For James and the other medical personnel, the experience resembles time travel. From the X-ray equipment – the film is actually dried with a hairdryer — to in-room oxygen tanks and 35-year-old EKG equipment, the operating rooms resemble something from the last century. Everything is open surgery. There are no robotic-assisted procedures in Cubulco because there are no robots.

“It’s very primitive,” said James, who performed more than 15,000 surgeries during his career with Piedmont HealthCare before retiring in September of 2023. “You learn how good we have it here — as far as medical care. We’re really impatient.”

The Foxworthys reunited with a young woman whom James operated on years ago when she was a child.

Some of the patients in Cubulco have literally waited years for these procedures, laboring and living through chronic pain. (Local providers screen the patients and determine who will be scheduled for surgery during each visit by a Global Health Outreach team.) After the surgeries, the patients are wheeled outside and taken to a recovery room that resembles an old hotel room, which they share with family members.
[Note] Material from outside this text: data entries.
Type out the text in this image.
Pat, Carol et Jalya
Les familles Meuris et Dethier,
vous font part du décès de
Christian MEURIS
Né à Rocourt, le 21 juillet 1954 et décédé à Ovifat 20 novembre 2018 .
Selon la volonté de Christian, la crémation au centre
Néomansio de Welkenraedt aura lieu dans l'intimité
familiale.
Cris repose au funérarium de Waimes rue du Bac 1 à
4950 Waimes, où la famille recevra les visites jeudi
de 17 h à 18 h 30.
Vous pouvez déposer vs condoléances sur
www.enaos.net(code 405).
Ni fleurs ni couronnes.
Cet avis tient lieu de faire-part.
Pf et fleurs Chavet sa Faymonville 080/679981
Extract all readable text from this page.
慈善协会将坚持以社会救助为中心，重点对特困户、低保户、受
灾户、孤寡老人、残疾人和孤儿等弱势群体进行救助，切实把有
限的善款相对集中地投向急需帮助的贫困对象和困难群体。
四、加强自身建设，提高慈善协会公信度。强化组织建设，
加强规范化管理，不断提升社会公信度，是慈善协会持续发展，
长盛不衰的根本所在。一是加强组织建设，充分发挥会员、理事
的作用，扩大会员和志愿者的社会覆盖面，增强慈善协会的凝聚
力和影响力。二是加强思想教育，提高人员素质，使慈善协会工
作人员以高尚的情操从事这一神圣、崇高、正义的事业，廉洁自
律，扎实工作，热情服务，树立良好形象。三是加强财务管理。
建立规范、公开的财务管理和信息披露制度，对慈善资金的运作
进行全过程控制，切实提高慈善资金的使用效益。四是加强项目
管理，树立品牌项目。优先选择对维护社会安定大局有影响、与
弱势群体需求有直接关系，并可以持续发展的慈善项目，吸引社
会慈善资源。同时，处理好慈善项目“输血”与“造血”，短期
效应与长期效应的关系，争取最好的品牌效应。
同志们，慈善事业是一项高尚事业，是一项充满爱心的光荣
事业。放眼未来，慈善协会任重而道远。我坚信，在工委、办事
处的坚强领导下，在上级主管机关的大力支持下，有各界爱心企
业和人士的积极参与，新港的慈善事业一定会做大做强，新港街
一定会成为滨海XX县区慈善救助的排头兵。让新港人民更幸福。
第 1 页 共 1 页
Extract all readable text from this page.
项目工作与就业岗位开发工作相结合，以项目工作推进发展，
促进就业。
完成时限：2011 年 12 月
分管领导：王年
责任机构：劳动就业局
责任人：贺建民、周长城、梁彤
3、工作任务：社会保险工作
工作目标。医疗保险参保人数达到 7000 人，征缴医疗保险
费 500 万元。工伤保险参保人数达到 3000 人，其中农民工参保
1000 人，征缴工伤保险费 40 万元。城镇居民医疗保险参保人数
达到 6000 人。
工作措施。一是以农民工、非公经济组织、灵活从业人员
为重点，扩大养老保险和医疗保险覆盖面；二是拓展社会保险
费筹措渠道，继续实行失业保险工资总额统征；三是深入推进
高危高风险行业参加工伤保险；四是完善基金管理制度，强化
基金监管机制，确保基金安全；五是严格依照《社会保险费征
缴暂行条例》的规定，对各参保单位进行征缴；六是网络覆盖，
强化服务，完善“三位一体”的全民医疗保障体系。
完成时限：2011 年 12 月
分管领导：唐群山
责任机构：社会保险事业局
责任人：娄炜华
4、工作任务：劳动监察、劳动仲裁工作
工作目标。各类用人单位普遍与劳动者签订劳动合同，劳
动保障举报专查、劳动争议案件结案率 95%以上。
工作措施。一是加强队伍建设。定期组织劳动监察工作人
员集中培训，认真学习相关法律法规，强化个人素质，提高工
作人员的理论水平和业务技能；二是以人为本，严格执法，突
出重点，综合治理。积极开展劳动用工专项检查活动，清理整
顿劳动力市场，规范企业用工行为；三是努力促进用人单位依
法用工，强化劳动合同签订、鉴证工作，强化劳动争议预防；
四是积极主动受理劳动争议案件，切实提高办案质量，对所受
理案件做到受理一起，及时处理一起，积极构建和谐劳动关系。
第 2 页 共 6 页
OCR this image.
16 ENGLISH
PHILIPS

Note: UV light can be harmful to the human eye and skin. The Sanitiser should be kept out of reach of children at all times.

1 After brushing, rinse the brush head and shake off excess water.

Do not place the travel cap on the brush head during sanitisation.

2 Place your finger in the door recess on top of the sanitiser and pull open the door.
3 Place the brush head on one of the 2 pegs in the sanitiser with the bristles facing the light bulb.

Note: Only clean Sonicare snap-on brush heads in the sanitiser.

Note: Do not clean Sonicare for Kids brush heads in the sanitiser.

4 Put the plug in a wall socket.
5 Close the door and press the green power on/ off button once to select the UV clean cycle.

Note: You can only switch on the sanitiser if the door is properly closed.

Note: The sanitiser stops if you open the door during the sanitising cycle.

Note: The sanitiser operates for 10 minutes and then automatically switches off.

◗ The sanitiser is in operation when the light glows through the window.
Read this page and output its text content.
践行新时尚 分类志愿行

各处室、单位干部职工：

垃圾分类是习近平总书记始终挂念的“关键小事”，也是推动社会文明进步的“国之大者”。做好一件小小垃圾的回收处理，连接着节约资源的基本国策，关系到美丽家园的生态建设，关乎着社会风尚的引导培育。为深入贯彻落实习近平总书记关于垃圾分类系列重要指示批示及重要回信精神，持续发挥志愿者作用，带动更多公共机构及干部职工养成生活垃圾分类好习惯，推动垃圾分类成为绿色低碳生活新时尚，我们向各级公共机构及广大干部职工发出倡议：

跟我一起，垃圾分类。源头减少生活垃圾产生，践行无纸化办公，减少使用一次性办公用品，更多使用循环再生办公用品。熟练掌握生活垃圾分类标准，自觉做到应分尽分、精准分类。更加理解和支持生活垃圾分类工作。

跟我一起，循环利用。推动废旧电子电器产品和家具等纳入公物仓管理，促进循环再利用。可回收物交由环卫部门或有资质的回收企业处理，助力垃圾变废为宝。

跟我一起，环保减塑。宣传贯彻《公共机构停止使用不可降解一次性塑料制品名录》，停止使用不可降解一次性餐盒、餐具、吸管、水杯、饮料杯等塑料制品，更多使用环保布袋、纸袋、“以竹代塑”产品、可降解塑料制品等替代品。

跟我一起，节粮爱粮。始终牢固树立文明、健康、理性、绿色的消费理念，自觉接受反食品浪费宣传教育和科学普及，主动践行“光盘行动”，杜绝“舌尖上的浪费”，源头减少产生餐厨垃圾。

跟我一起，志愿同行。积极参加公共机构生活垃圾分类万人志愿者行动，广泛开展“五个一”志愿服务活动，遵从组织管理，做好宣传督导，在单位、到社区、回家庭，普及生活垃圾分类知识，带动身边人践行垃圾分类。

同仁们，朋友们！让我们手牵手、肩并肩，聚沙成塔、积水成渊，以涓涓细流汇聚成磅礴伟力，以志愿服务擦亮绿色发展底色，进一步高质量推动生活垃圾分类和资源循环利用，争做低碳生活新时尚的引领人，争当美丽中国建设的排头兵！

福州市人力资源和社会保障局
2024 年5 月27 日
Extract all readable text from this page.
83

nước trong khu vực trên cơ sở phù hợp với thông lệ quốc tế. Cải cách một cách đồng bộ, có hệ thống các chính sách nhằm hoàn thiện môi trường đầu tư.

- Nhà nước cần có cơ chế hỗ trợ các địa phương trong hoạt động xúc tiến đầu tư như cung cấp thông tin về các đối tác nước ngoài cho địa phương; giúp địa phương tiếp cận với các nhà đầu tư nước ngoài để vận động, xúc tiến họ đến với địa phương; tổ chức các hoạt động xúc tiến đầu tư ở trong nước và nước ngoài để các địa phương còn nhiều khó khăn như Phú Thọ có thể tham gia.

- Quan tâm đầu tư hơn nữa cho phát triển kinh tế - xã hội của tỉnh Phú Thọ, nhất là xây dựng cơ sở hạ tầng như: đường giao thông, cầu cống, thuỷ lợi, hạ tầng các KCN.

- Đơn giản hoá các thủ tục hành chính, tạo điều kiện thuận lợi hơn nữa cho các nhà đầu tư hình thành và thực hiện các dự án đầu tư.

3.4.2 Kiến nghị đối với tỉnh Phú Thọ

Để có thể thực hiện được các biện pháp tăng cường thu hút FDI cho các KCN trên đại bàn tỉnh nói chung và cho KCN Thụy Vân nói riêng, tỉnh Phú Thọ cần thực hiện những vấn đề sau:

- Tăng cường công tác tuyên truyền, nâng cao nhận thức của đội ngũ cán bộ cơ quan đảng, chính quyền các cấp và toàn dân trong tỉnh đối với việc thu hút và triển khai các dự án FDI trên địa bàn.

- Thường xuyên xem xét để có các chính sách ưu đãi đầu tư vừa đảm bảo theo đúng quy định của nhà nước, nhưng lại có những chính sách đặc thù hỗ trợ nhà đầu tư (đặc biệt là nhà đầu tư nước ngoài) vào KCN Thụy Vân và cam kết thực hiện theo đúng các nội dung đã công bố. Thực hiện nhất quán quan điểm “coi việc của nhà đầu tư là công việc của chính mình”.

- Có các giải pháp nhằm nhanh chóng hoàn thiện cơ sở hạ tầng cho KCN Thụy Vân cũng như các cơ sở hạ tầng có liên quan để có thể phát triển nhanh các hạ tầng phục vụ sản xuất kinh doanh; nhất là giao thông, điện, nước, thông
They don’t have access to modern pain medicine and rely on Motrin and Tylenol — and are generally discharged the following day.

Members of the medical team begin each 10-hour workday with prayer and end with a devotion celebrating the important work God has put them in a position to do. They pray over the patients and with the patients and their families.

In addition to providing much-needed medical care, the visitors also took personal care kits that Bradburn and Ford and their Sunday school class at Western Avenue Baptist Church assembled for each patient. The medical team also purchased blankets in Guatemala and gave one to each patient after the surgery.

“You would have thought we gave them a million dollars,” Sheila said.

The entire experience, according to the Foxworthys, is incredibly meaningful to everyone who participates.

“I’m very blessed to have a skill set that is transferable between cultures,” James said. “It is very rewarding. Everyone is created in the image of God. … As doctors, we have a responsibility to serve these people and meet those needs.”

Sheila Foxworthy (right) and another member of the mission team purchased blankets for all of the patients they treated.